During the last decades, several studies suggested that differences in initial concentrations of the main classes of chemical fungal cell-wall compounds (proteins, carbohydrates, melanin) underpin necromass degradation (Christopher W Fernandez & Koide, 2012, 2014). Yet, there are many uncertainties concerning the mechanisms behind this relationship. These uncertainties range from the dynamics of secondary compounds contents during the decomposition process to the actual interaction between the components themselves. Moreover, we may not assume that the initial concentration of cell-wall compounds (Berg, 2000; Melillo, Aber, & Muratore, 1982), is a dominant predictor of the decomposition rate and dynamics. The fungal wall structure is highly variable. In contrast to plant litter, the fungal cell wall retains considerable plasticity despite the presence of a relatively rigid scaffold formed by chitin fibrils and α-1,3-glucans. This plasticity allows to easily reshape the molecular architecture of mycelia to survive through different external stress. In addition, the fungal cell walls contain an extensive covalent cross-linking of glucans and chitin (Cairney, 2012; Kang et al., 2018). These dissimilarities suggest that we might need to consider different drivers to predict its decomposition compared to plants. So far, no previous research has explored the role of the interaction between cell-wall components in the decomposition of EM necromass. Nor did previous research consider the impacts of changes in these cell wall components during decomposition. Since all these components are highly interconnected and each one has a specific role in maintaining the cell wall structure and function, an extensive temporal analysis of dynamics of their composition through the fungal litter degradation process will improve our understanding of the mechanisms behind fungal necromass decomposition.

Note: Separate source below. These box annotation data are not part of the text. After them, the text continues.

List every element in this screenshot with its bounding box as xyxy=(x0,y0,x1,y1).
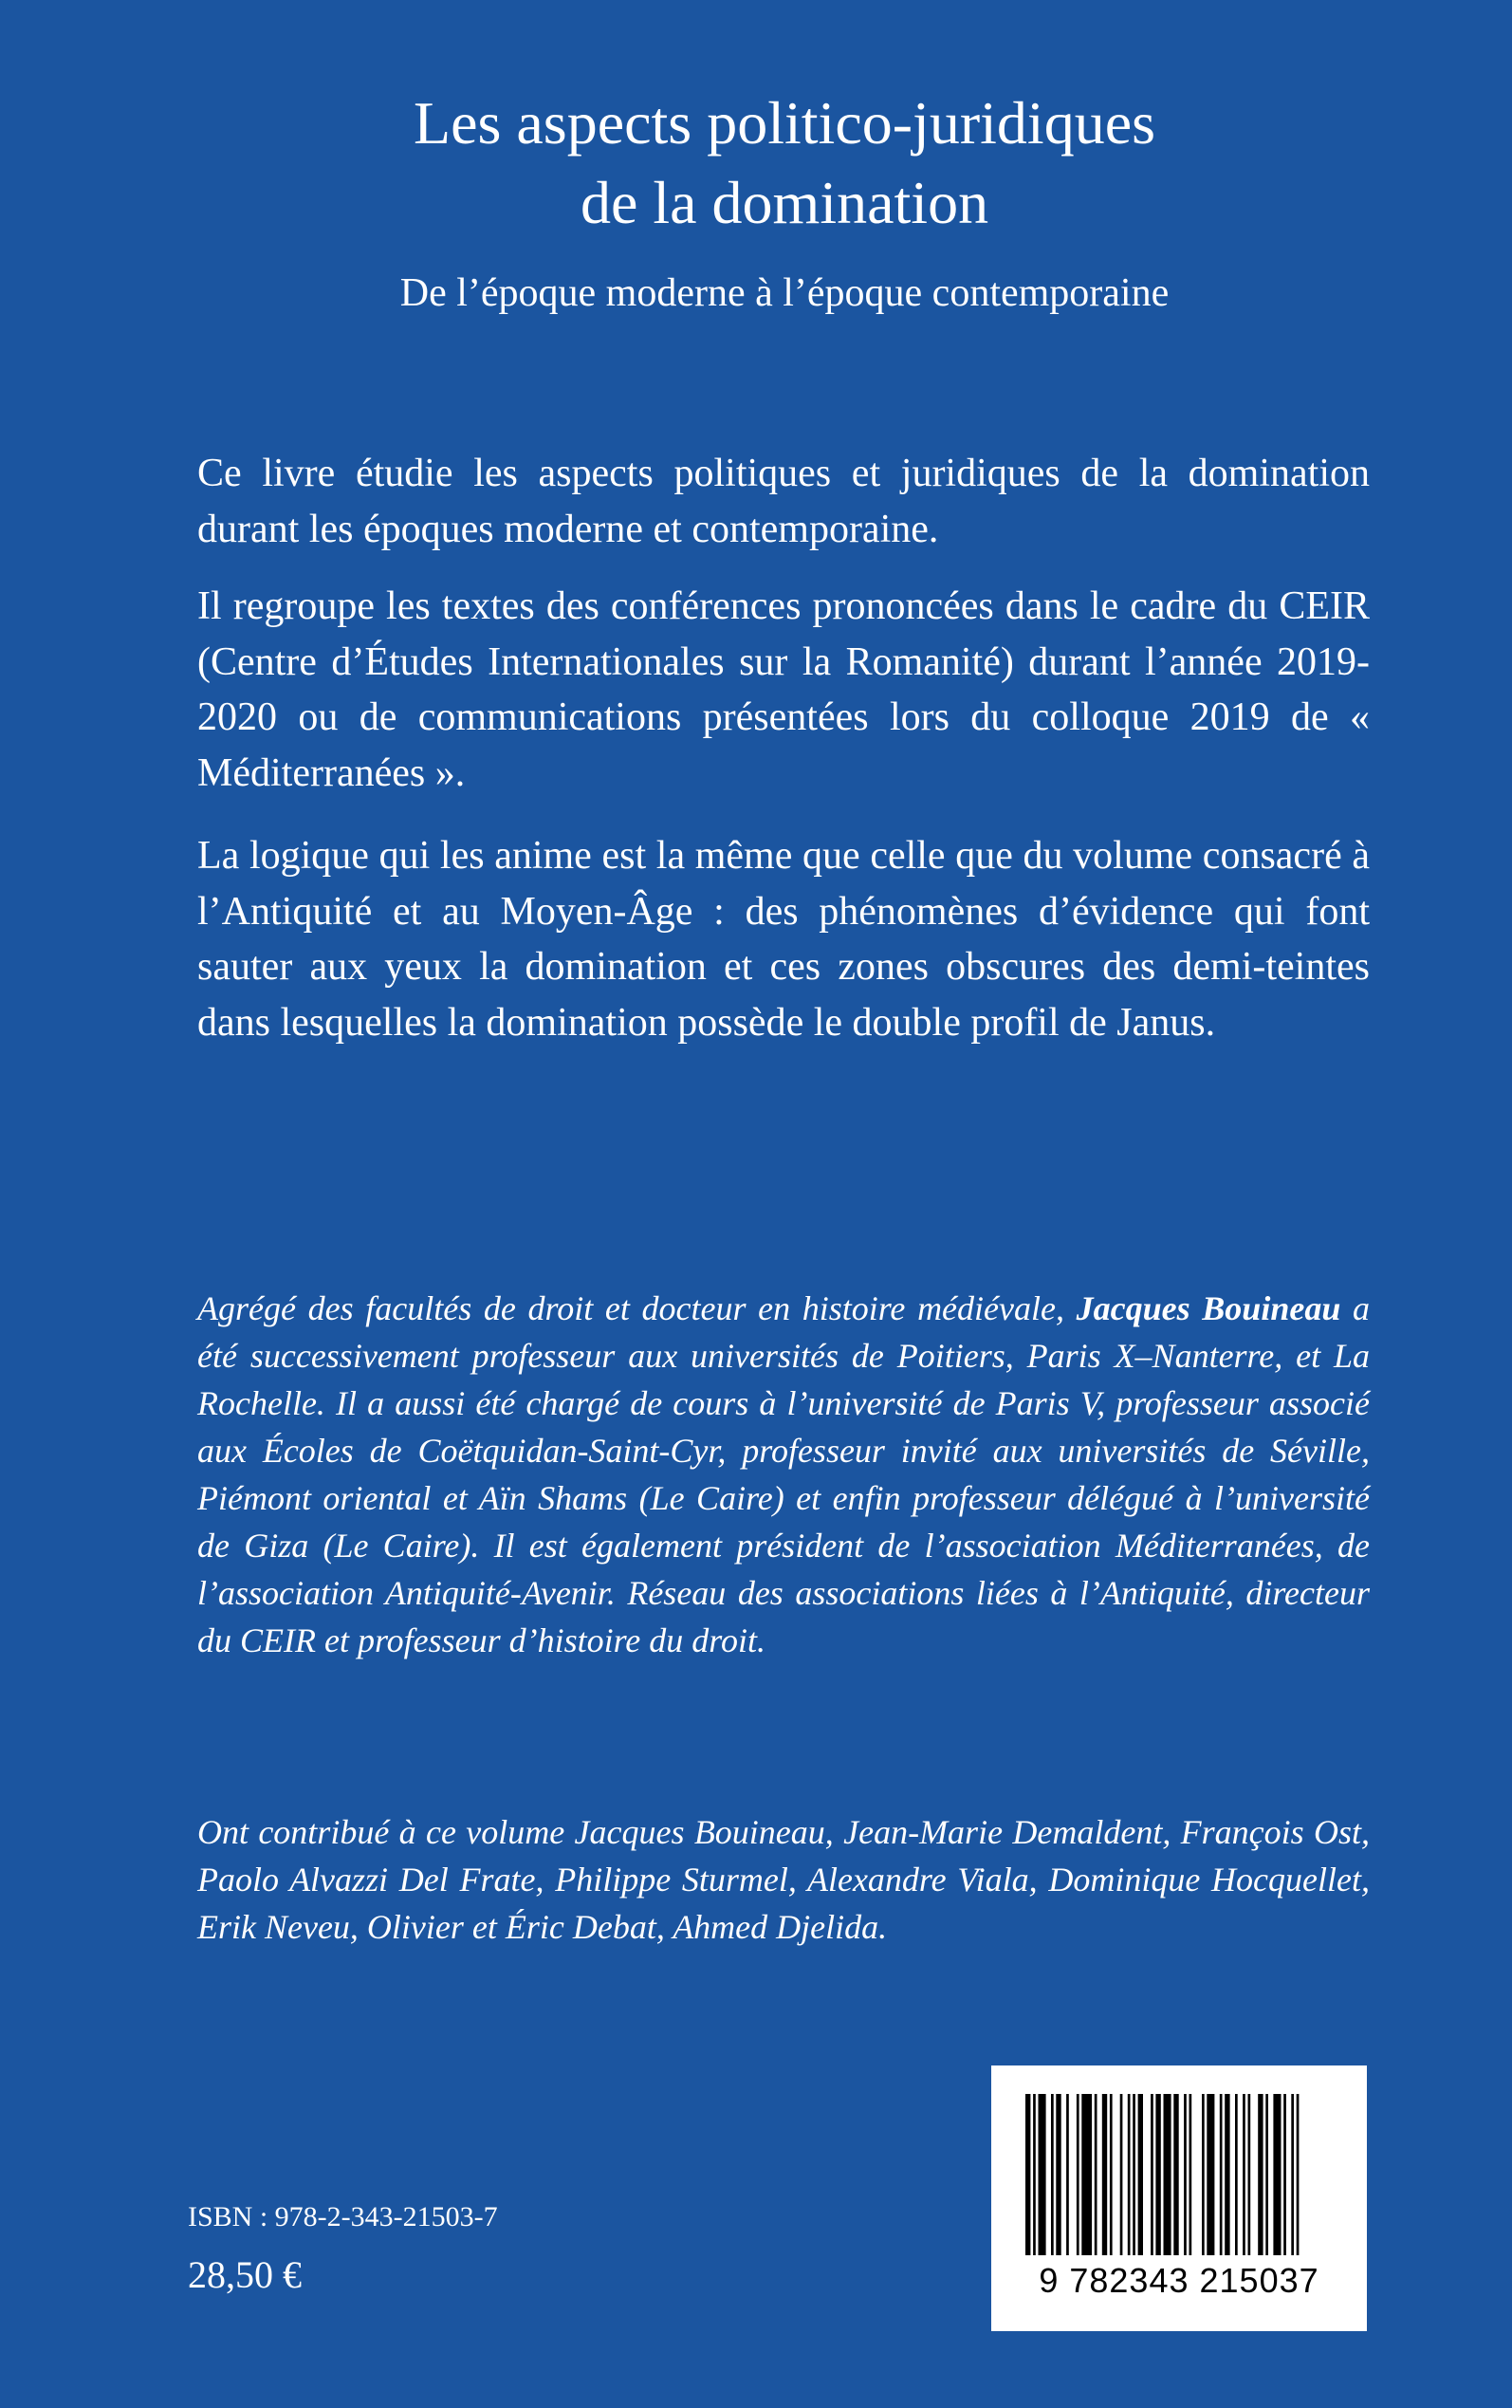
barcode-bar xyxy=(1235,2094,1238,2255)
isbn: ISBN : 978-2-343-21503-7 xyxy=(188,2201,498,2232)
barcode-bar xyxy=(1283,2094,1286,2255)
contributors-list: Ont contribué à ce volume Jacques Bouineau, Jean-Marie Demaldent, François Ost, Paolo Alvazzi Del Frate, Philippe Sturmel, Alexandre Viala, Dominique Hocquellet, Erik Neveu, Olivier et Éric Debat, Ahmed Djelida. xyxy=(197,1813,1370,1946)
barcode-bar xyxy=(1066,2094,1069,2255)
barcode-bar xyxy=(1220,2094,1223,2255)
author-biography xyxy=(197,1285,1370,1664)
book-title-line-1: Les aspects politico-juridiques xyxy=(413,89,1156,157)
barcode-bar xyxy=(1056,2094,1060,2255)
barcode-bar xyxy=(1120,2094,1123,2255)
barcode-bar xyxy=(1033,2094,1036,2255)
summary-paragraph-3: La logique qui les anime est la même que celle que du volume consacré à l’Antiquité et au Moyen-Âge : des phénomènes d’évidence qui font sauter aux yeux la domination et ces zones obscures des demi-teintes dans lesquelles la domination possède le double profil de Janus. xyxy=(197,834,1370,1045)
barcode-bar xyxy=(1291,2094,1294,2255)
summary-paragraph-1: Ce livre étudie les aspects politiques et juridiques de la domination durant les époques moderne et contemporaine. xyxy=(197,452,1370,551)
barcode-bar xyxy=(1189,2094,1192,2255)
barcode-bar xyxy=(1025,2094,1030,2255)
barcode-bar xyxy=(1138,2094,1143,2255)
book-title-line-2: de la domination xyxy=(580,169,989,236)
barcode-bar xyxy=(1051,2094,1054,2255)
barcode-bar xyxy=(1128,2094,1131,2255)
barcode-bar xyxy=(1225,2094,1229,2255)
barcode-bar xyxy=(1202,2094,1205,2255)
barcode-bar xyxy=(1297,2094,1300,2255)
barcode xyxy=(991,2065,1367,2331)
author-bio-intro: Agrégé des facultés de droit et docteur en histoire médiévale, xyxy=(197,1289,1077,1327)
barcode-bar xyxy=(1184,2094,1187,2255)
barcode-bar xyxy=(1155,2094,1160,2255)
barcode-digits: 9 782343 215037 xyxy=(1039,2261,1319,2300)
barcode-bar xyxy=(1265,2094,1268,2255)
barcode-bar xyxy=(1248,2094,1251,2255)
barcode-bar xyxy=(1102,2094,1107,2255)
barcode-bar xyxy=(1095,2094,1097,2255)
barcode-bar xyxy=(1133,2094,1135,2255)
author-bio-body: a été successivement professeur aux universités de Poitiers, Paris X–Nanterre, et La Rochelle. Il a aussi été chargé de cours à l’université de Paris V, professeur associé aux Écoles de Coëtquidan-Saint-Cyr, professeur invité aux universités de Séville, Piémont oriental et Aïn Shams (Le Caire) et enfin professeur délégué à l’université de Giza (Le Caire). Il est également président de l’association Méditerranées, de l’association Antiquité-Avenir. Réseau des associations liées à l’Antiquité, directeur du CEIR et professeur d’histoire du droit. xyxy=(197,1289,1370,1659)
barcode-bar xyxy=(1207,2094,1214,2255)
book-subtitle: De l’époque moderne à l’époque contemporaine xyxy=(399,271,1170,315)
barcode-bar xyxy=(1110,2094,1113,2255)
barcode-bar xyxy=(1077,2094,1079,2255)
barcode-bar xyxy=(1173,2094,1178,2255)
barcode-bar xyxy=(1243,2094,1245,2255)
barcode-bar xyxy=(1258,2094,1263,2255)
price: 28,50 € xyxy=(188,2253,302,2296)
summary-paragraph-2: Il regroupe les textes des conférences prononcées dans le cadre du CEIR (Centre d’Études Internationales sur la Romanité) durant l’année 2019-2020 ou de communications présentées lors du colloque 2019 de « Méditerranées ». xyxy=(197,584,1370,795)
barcode-bar xyxy=(1151,2094,1153,2255)
barcode-bar xyxy=(1164,2094,1171,2255)
barcode-bar xyxy=(1081,2094,1092,2255)
barcode-bar xyxy=(1273,2094,1281,2255)
author-name: Jacques Bouineau xyxy=(1076,1289,1341,1327)
barcode-bar xyxy=(1039,2094,1046,2255)
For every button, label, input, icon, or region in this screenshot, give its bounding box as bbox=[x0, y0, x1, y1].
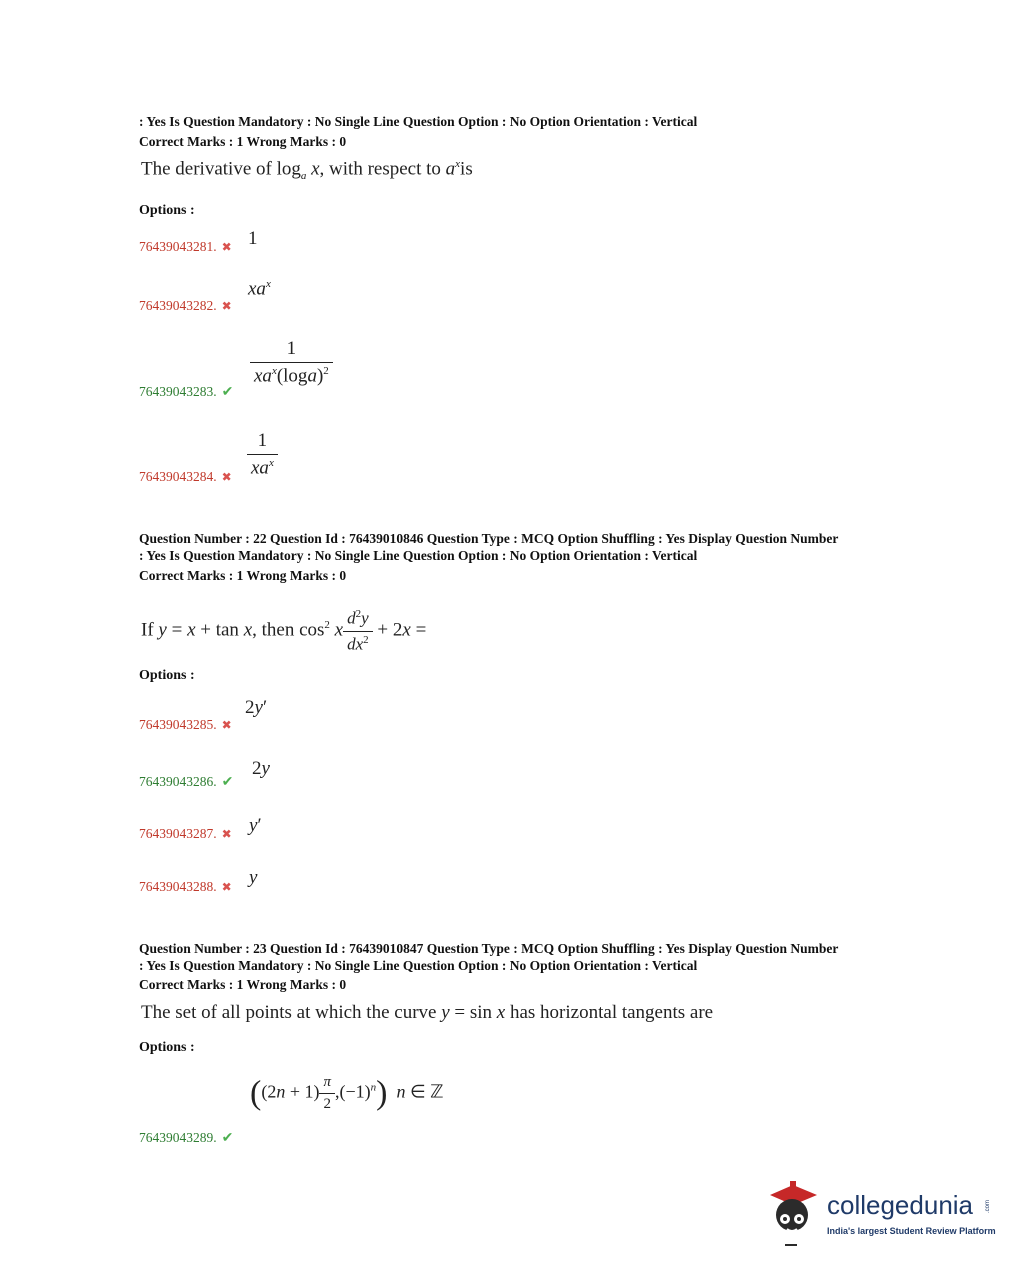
option-math: 2y′ bbox=[245, 697, 268, 718]
option-id[interactable]: 76439043288. ✖ bbox=[139, 879, 232, 894]
option-math: y bbox=[249, 867, 258, 888]
wrong-mark-icon: ✖ bbox=[221, 880, 232, 894]
check-mark-icon: ✔ bbox=[221, 775, 234, 790]
logo-wordmark: collegedunia bbox=[827, 1190, 974, 1220]
option-id[interactable]: 76439043281. ✖ bbox=[139, 239, 232, 254]
question-suffix: is bbox=[460, 158, 473, 180]
option-math: $\frac{1}{xa^x(\log a)^2}$ bbox=[250, 338, 333, 387]
options-label: Options : bbox=[139, 1040, 195, 1055]
option-math: $\frac{1}{xa^x}$ bbox=[247, 430, 278, 479]
wrong-mark-icon: ✖ bbox=[221, 827, 232, 841]
question-prefix: The derivative of log bbox=[141, 158, 301, 180]
option-id[interactable]: 76439043289. ✔ bbox=[139, 1130, 234, 1146]
marks-meta: Correct Marks : 1 Wrong Marks : 0 bbox=[139, 134, 347, 149]
question-meta: Question Number : 22 Question Id : 76439010846 Question Type : MCQ Option Shuffling : Yes Display Question Number bbox=[139, 531, 839, 546]
marks-meta: Correct Marks : 1 Wrong Marks : 0 bbox=[139, 568, 347, 583]
question-meta: : Yes Is Question Mandatory : No Single Line Question Option : No Option Orientation : Vertical bbox=[139, 114, 698, 129]
option-math: $xa^x$ bbox=[248, 278, 271, 300]
option-id[interactable]: 76439043286. ✔ bbox=[139, 774, 234, 790]
question-mid: , with respect to bbox=[319, 158, 441, 180]
question-meta: : Yes Is Question Mandatory : No Single Line Question Option : No Option Orientation : Vertical bbox=[139, 958, 698, 973]
question-meta: : Yes Is Question Mandatory : No Single Line Question Option : No Option Orientation : Vertical bbox=[139, 548, 698, 563]
wrong-mark-icon: ✖ bbox=[221, 470, 232, 484]
logo-tagline: India's largest Student Review Platform bbox=[827, 1226, 996, 1236]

In this paper we examine the dynamics in the most abundant cell-wall compounds (chitin, glucans and melanin) from EMF mycelia necromass across 6 EM fungi species, seeking an answer to the question of whether the dynamics in composition and concentration of these compounds is linked to mycelium decomposition dynamics. Hereto we seek an answer to three research questions: 1) Do the initial concentrations of the cell-components alone predict fungal litter decomposition?; 2) Can the concentration dynamics of chitin, glucans and melanin during the decomposition process predict the dynamics of fungal litter mass loss?; and 3) Do distinct EM fungal species exhibit a similar temporal dynamics of losing cell wall components during the decomposition process?